Propaganda de atrocidade e demonização é provavelmente a área de maior avanço na propaganda de guerra nas últimas décadas. O fracasso do movimento pela paz que surgiu em torno da guerra no Iraque há 20 anos em seguir com consequências para os responsáveis ​​ou com educação efetiva sobre os fatos da guerra deve levar parte da culpa.

O livro de AB Abrams pode perder alguns leitores nacionalistas ao incluir apenas a fabricação de atrocidades dos EUA (e aliados), mas mesmo fazendo isso, o livro é apenas uma amostra de exemplos. Muitos mais podem ocorrer a você durante a leitura. Mas há mais exemplos incluídos do que a maioria das pessoas sabe, e a maioria dos exemplos são lotes, não incidentes isolados. Por exemplo, há uma longa lista de horrores dos quais os iraquianos foram falsamente acusados ​​para iniciar a Guerra do Golfo. A incubadora de bebês é exatamente o que lembramos - pela mesma razão pela qual foi inventada; é uma atrocidade bem escolhida.
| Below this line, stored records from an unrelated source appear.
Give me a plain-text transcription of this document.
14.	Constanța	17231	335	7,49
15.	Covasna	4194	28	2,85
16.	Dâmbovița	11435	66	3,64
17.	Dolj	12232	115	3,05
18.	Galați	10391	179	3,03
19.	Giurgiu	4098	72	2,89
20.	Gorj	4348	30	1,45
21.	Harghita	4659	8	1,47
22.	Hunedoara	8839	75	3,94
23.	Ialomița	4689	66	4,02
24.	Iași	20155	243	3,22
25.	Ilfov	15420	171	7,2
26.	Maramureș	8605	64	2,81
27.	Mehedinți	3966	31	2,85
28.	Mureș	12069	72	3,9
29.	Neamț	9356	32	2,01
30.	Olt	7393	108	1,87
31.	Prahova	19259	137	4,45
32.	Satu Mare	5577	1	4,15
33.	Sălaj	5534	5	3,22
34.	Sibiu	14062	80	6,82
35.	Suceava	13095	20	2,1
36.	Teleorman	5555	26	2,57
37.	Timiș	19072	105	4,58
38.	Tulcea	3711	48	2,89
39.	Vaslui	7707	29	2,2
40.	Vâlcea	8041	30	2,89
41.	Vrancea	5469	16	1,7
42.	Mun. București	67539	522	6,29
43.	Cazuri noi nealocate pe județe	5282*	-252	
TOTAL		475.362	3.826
O livro é mais longo do que você poderia esperar, pois inclui muitas mentiras de guerra que não são estritamente fabricação de atrocidades. Também inclui muitas ou recontagens de atrocidades reais cometidas pelos Estados Unidos ou seus aliados. A maior parte disso é bastante relevante, no entanto, e não apenas para apontar hipocrisia, mas também para observar o tratamento totalmente diferente que várias atrocidades e supostas atrocidades podem receber na mídia, bem como para consideração de projeção ou espelhamento. Ou seja, o governo dos Estados Unidos muitas vezes parece projetar nos outros exatamente o tipo de atrocidades que está cometendo, ou perseguir rapidamente exatamente o que acabou de acusar falsamente outra pessoa de fazer. É por isso que minha reação às recentes reportagens sobre a Síndrome de Havana é um pouco diferente da de algumas pessoas. É bom para grande parte do governo dos EUA ter abandonado essa história. Mas quando descobrimos que o Pentágono ainda o persegue e faz experiências com animais para tentar desenvolver o tipo de arma que acusa Cuba ou a Rússia de ter, minha preocupação não se limita à crueldade contra os animais. Também estou preocupado que os EUA possam criar, usar e proliferar a arma, e algum dia ser capaz de acusar com precisão todos os tipos de pessoas de gerar uma síndrome que começou a vida como uma ficção.

O livro fornece muito contexto, mas a maior parte é valioso, inclusive ao fornecer motivações reais para guerras para as quais atrocidades fabricadas foram usadas como motivações fingidas. O livro conclui sugerindo que podemos estar em um ponto de inflexão na recusa global de acreditar no exagero dos EUA. Eu certamente espero que isso seja verdade, e que a tendência de acreditar na Ordem Baseada em Tolos não seja substituída pela tendência de acreditar nas excrementos de guerra de qualquer outra pessoa.